I blame my mother for this cruel reading affliction. She had the audacity to bring me home to a house full of books. She told me when she was a kid she wanted a big library of her own. So, she took me to libraries, bookstores and more recently quaint coffee shops with books. Her house is full of books, as was mine before we sold it.

It was a big decision to sell our home and quit our jobs. It was also a big decision to trim down our book collection. After lengthy discussion we decided to keep two boxes each, plus professional collections. At our house sale giddy booksters scavenged through my collection and left with arms loads. I am proud to say we sold almost all of the shelf-loads of books we owned. Each shopper seemed thrilled with their treasures and several bought more than a bag full. I joked to my mother who manned the front lines of the sale that, “I think this reading thing just might catch on.”

While we were visiting Lake Bluff, Illinois, Catherine’s sister Heather asked us to join her at Bernie’s Book Bank. At first I thought it might be a book superstore or cool coffee shop, but she explained that it was a nonprofit that has provided nearly 2 million books to the children of the Chicago area whose lives would otherwise be devoid of books.

As a former teacher, university adjunct professor, and West Virginia State Archives assistant director, the idea that children would enter elementary school without ever seeing or holding a book is as incomprehensible as it is heartbreaking. I jumped at the chance to volunteer. So on a sunny September Saturday we went to a warehouse in a technology/industrial park in Lake Forest, Illinois, to Bernie’s Book Bank.


Upon arriving we signed in and were given an overview of the book bank’s mission—to provide books to kids from pre-kindergarten through sixth grade. They provide children in need with both new and used books two to three times a year, books that they get to keep as their own.
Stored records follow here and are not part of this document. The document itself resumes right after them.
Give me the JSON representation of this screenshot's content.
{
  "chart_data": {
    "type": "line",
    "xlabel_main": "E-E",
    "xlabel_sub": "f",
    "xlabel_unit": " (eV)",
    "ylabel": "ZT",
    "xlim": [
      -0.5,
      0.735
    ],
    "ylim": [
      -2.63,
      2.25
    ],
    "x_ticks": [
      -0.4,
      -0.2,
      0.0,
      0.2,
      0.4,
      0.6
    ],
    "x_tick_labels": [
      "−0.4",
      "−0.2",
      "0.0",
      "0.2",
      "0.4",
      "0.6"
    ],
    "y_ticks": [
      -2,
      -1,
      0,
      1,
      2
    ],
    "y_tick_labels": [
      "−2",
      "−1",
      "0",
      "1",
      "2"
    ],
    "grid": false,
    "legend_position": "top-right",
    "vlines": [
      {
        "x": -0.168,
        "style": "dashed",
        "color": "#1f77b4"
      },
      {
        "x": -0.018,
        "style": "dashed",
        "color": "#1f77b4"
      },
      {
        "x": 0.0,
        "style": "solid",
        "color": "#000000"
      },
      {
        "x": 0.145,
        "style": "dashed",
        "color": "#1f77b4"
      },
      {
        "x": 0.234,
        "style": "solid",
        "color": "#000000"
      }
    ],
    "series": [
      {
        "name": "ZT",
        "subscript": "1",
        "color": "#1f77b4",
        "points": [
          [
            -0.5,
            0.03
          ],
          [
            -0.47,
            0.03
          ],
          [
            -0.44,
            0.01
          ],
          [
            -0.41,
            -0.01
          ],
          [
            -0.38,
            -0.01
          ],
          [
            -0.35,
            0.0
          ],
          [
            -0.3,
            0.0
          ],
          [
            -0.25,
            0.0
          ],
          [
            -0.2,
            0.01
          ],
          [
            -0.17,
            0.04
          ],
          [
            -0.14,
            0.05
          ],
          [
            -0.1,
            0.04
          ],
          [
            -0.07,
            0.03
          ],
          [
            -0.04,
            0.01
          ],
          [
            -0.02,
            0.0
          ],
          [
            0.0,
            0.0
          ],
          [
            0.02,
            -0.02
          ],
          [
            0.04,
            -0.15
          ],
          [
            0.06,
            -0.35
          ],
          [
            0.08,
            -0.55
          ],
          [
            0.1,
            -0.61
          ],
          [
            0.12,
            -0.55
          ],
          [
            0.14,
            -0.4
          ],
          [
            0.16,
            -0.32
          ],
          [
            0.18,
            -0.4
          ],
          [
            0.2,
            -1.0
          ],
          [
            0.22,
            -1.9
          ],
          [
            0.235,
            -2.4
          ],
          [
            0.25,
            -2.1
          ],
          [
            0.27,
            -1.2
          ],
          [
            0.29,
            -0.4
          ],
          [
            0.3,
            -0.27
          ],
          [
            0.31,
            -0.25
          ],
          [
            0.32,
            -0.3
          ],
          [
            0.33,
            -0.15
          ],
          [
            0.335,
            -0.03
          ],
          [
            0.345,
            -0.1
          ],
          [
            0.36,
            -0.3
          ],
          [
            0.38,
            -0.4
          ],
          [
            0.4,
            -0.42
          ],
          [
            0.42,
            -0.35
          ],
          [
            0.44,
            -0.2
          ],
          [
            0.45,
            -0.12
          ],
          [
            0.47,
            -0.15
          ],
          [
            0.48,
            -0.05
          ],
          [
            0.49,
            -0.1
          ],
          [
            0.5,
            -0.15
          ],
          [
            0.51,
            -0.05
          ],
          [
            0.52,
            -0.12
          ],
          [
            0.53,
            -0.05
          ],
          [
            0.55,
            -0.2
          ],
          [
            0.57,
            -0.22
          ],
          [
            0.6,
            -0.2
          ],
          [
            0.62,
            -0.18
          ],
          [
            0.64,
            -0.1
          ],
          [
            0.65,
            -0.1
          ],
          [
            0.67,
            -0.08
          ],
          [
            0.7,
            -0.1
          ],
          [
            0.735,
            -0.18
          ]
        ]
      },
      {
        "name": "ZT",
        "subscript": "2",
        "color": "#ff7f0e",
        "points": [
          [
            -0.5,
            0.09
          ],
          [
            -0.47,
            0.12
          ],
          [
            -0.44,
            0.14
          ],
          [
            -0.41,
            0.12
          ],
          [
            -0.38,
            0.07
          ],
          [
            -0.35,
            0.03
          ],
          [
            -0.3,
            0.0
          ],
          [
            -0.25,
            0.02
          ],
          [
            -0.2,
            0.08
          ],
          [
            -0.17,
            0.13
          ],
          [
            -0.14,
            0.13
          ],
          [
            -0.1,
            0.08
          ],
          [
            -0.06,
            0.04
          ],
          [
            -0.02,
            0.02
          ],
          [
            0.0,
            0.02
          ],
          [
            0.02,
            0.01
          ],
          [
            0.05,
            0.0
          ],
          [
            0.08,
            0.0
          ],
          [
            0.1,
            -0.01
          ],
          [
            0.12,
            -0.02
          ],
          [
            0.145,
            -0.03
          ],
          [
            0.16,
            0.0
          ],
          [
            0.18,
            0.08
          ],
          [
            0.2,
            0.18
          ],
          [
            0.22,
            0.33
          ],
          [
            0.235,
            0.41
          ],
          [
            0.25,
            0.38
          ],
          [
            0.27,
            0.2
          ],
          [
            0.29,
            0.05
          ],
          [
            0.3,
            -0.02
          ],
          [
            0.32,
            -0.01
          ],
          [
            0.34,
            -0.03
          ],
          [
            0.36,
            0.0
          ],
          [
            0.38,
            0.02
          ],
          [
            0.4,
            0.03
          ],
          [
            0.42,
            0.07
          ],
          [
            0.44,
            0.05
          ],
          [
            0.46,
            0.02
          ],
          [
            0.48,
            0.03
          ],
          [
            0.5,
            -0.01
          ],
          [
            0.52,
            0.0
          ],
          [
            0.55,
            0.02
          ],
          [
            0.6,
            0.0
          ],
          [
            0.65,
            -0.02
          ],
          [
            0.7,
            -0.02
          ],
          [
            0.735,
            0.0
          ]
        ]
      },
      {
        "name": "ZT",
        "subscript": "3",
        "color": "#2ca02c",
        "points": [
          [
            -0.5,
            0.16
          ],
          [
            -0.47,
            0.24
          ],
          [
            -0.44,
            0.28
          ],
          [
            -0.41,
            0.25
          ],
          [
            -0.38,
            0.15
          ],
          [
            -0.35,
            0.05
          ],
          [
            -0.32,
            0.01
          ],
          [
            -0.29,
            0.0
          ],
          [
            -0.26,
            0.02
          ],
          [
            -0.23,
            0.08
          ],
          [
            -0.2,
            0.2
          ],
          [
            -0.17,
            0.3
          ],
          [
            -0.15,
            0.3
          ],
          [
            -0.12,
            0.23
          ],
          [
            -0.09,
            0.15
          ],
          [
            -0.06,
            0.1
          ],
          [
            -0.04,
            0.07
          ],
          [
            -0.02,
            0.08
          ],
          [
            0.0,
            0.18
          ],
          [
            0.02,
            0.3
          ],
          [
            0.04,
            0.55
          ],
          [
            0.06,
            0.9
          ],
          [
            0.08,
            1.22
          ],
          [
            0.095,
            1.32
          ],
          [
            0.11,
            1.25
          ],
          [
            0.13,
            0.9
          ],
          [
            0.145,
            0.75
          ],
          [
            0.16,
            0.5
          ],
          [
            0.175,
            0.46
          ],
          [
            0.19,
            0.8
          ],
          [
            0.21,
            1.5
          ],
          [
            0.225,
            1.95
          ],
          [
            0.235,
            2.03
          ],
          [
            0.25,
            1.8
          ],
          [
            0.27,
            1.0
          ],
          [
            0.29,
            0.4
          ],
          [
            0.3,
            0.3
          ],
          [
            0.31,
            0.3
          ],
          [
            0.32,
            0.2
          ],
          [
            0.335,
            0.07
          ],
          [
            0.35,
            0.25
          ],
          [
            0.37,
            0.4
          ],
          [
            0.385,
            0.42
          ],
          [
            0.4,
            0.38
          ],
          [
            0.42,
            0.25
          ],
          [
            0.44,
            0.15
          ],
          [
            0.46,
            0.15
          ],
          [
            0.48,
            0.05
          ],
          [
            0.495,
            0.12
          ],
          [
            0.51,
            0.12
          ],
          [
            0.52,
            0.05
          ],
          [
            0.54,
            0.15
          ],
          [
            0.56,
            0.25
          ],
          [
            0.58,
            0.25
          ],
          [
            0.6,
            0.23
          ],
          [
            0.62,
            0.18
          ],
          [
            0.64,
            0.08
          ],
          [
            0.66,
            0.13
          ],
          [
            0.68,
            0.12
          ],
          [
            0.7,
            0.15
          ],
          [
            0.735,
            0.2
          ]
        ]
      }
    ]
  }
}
We were put to work in the pre-kindergarten to first grade section. We took three new books and paired them with three used books and put them in a bag for distribution at pediatricians’ offices. The idea is that the kids and their parents will get the books from the time they are babies, long before they get on their first school bus.

The process was straightforward, and as I was filling the bags with books I kept thinking about how much I really loved reading. Many of the books that went through our production line were books that were read to me, or that I read to my children. In our group the adults kept picking up books and showing them to each other explaining how much they loved them. With watery puppy dog eyes they would say things like, “My Jessica loved this book. We must have read it a million times.” Oh, I am sure that on at least one or two of those million times they had wished that Jessica would have picked another book or would have gone bed already. I, too, took part in this sharing and thought about how much that time reading to my kids meant to me. Every kid in the house had a bookshelf of his or her own filled with a history of their reading experiences. Their collections began with picture books, then little skinny ones for early readers, followed by thicker ones, and finally with the voluminous Harry Potters and vampire-werewolf love story tomes. I thought about having on occasion to do the ridiculous dad thing: barge into the room and yell something about stopping all this reading nonsense, forcing them go to bed, only to return to my own room to read into the wee hours of the morning.

We were there only for a short time. But, I really felt like I was making a difference. I kept thinking about how simple all of this was. It’s not hard to give kids books. It’s just not that hard. Over time the payout will be monumentally huge. Before we left they showed us a short video of a group of the kids receiving their books at a school. A few of the children in the video explained what the books meant to them. Conveniently, the lady next to me started bawling loudly and drew all of the attention so I could wipe my own tears without anyone seeing.

As we walked back to the car I saw the Bernie’s Book Bank truck. It made me think that what we need in this country is a whole bunch more book banks and maybe a few less monetary ones. I believe that the investment in the former would pay far greater dividends than the later.